Battery electric vehicles have outsold gasoline-powered cars in the European Union for the first time in history, capturing 38 percent of new car registrations compared to 36 percent for traditional gasoline models, with hybrids and diesel making up the remainder. The milestone, recorded in October 2025 data from the European Automobile Manufacturers' Association, marks the point many industry analysts said was years away.
The acceleration has been driven by a combination of factors: tightening EU emissions regulations that impose substantial fines on automakers whose fleet averages exceed targets, expanding charging infrastructure that now includes over 600,000 public charging points across the EU, falling battery costs that have brought EV prices to near-parity with combustion vehicles, and generous consumer incentives in major markets including Germany, France, and the Netherlands.

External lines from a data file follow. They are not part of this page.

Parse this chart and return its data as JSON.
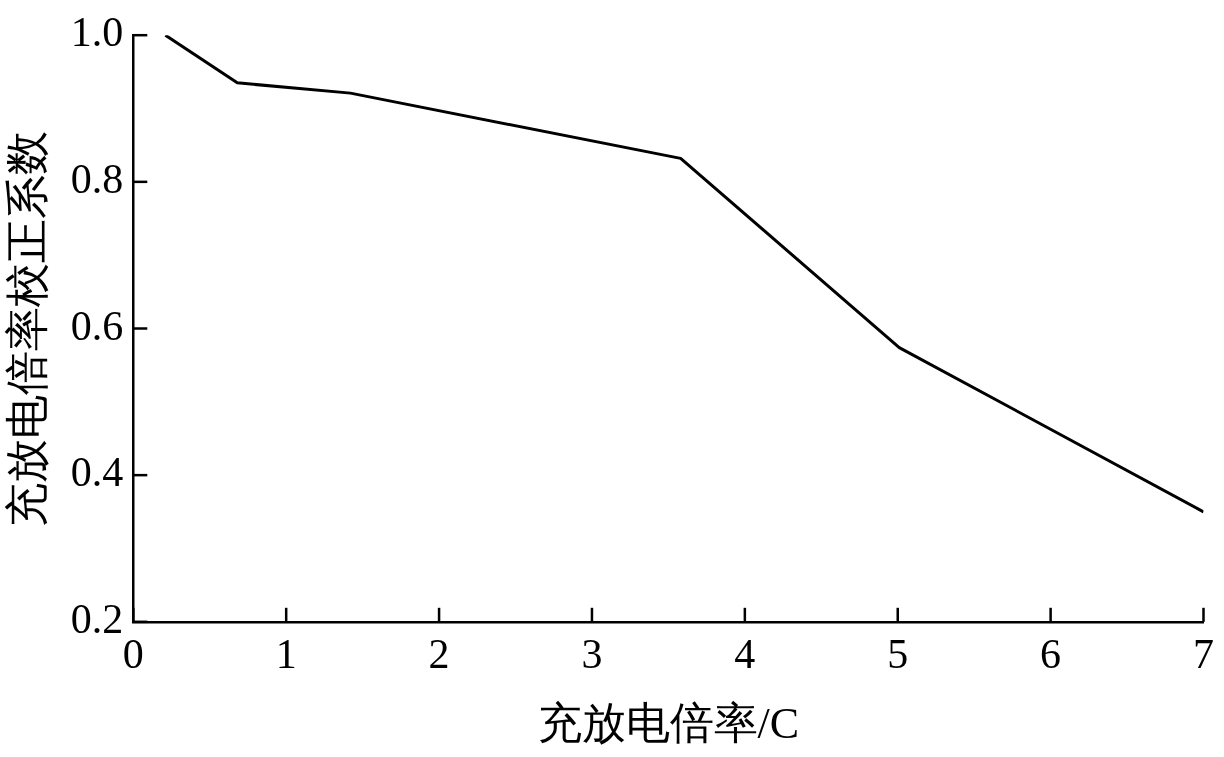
{
  "chart_data": {
    "type": "line",
    "xlabel": "充放电倍率/C",
    "ylabel": "充放电倍率校正系数",
    "x": [
      0.21,
      0.68,
      1.42,
      3.58,
      5.01,
      7.0
    ],
    "series": [
      {
        "color": "#000000",
        "values": [
          1.0,
          0.935,
          0.921,
          0.832,
          0.574,
          0.35
        ]
      }
    ],
    "xlim": [
      0,
      7
    ],
    "xticks": [
      0,
      1,
      2,
      3,
      4,
      5,
      6,
      7
    ],
    "ylim": [
      0.2,
      1.0
    ],
    "yticks": [
      0.2,
      0.4,
      0.6,
      0.8,
      {
        "value": 1.0,
        "label": "1.0"
      }
    ],
    "grid": false,
    "legend": false,
    "marker": "none",
    "line_style": "solid"
  }
}
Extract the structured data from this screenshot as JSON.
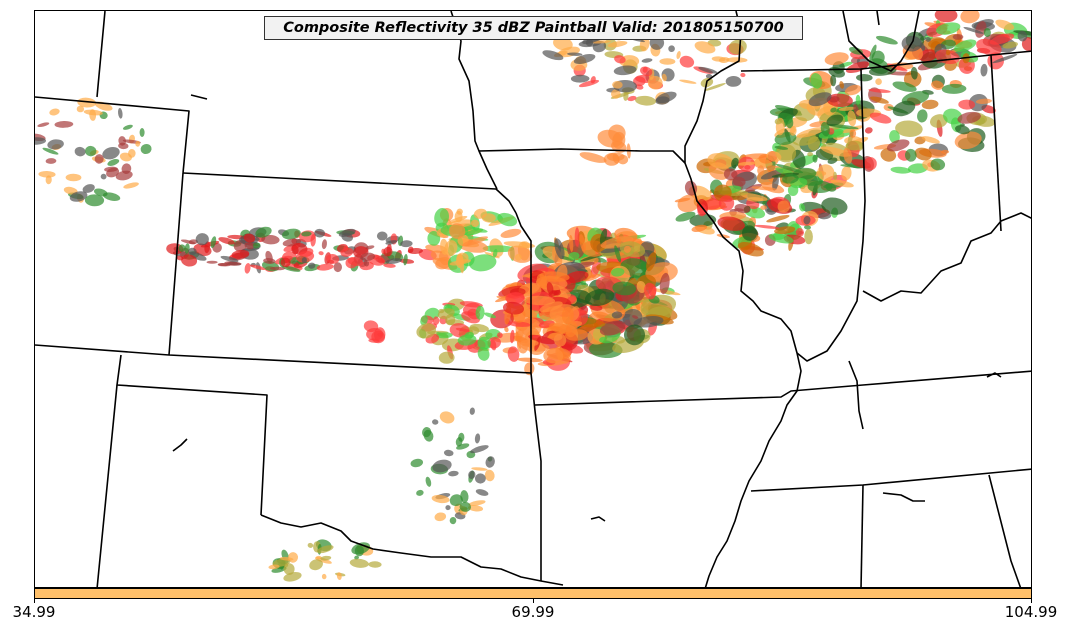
{
  "map": {
    "title": "Composite Reflectivity 35 dBZ Paintball Valid: 201805150700",
    "colorbar": {
      "color": "#ffc06a",
      "ticks": [
        "34.99",
        "69.99",
        "104.99"
      ]
    },
    "member_colors": [
      "#ff3b3b",
      "#e0191b",
      "#ff7f2a",
      "#ffab47",
      "#ff8c3a",
      "#b5a93a",
      "#45d145",
      "#2e8b2e",
      "#1f5c1f",
      "#555555",
      "#a63c3c",
      "#cc6600"
    ]
  }
}
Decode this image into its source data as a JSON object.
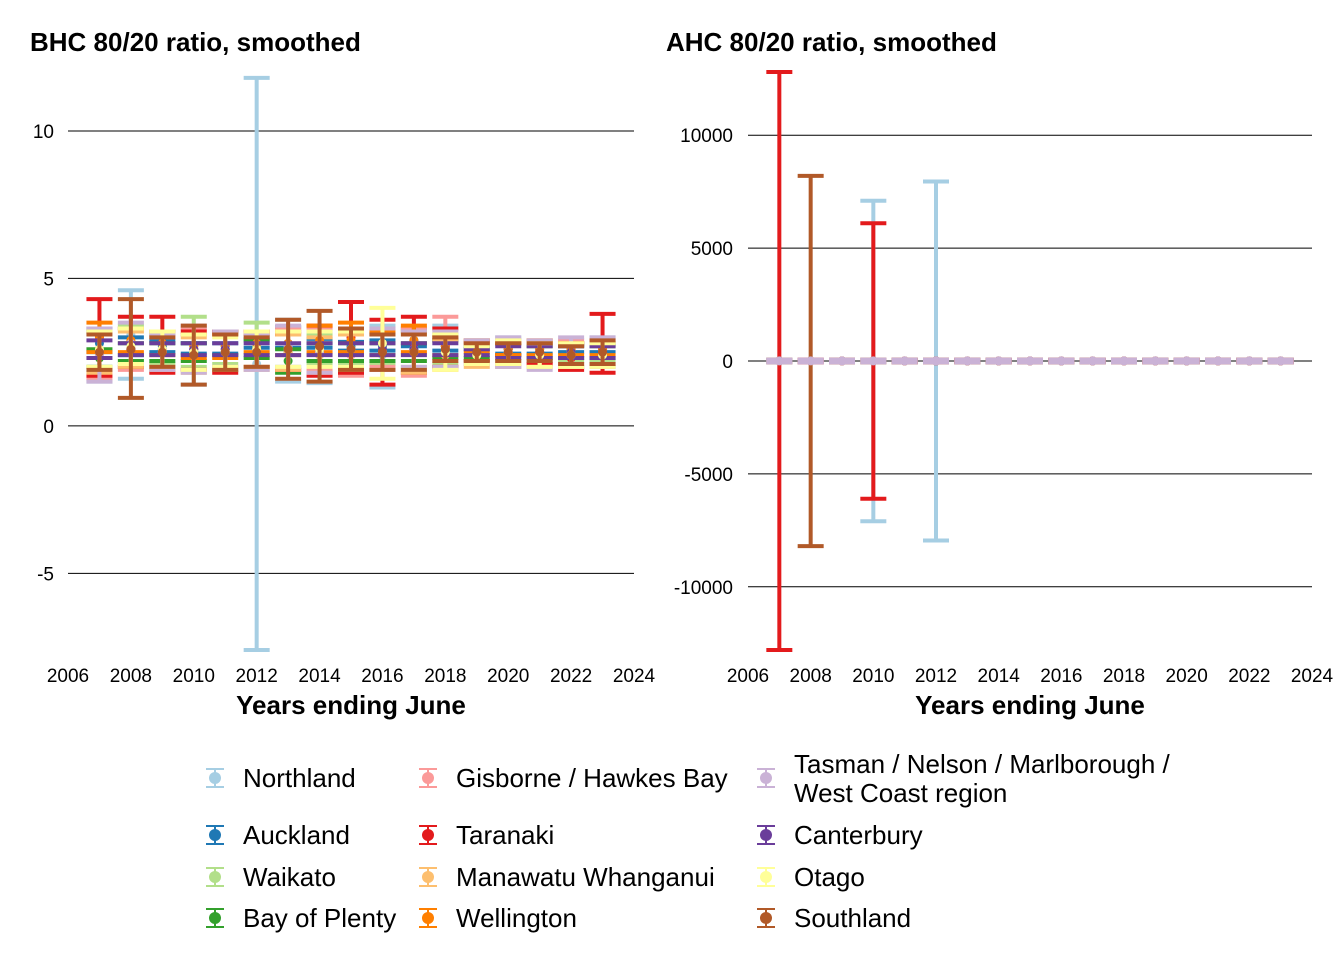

Market Leaders and Laggards
Tesla remains the continent's top-selling EV brand, but its market share has declined significantly as European manufacturers have launched competitive offerings. Volkswagen's ID family, BMW's i-series, and Stellantis's range of electric models have collectively captured over 40 percent of the European EV market. Chinese manufacturers BYD and NIO have also made significant inroads, capturing a combined 12 percent market share that has prompted EU trade officials to launch anti-subsidy investigations.
"This is the tipping point we've been anticipating," said Julia Poliscanova, senior director at Transport & Environment. "Once EVs become the default choice for consumers, the transition accelerates exponentially. We now expect combustion vehicles to be a niche product in Europe by 2030."
The transition is not without challenges. Electricity grid capacity is being strained in some regions, particularly during peak charging hours. Rural areas still lack adequate charging coverage, and the used EV market remains underdeveloped, limiting options for budget-conscious consumers. Automakers are also grappling with the workforce transition, as EV manufacturing requires 30 percent fewer labor hours than combustion vehicle production, creating employment concerns in traditional auto manufacturing regions.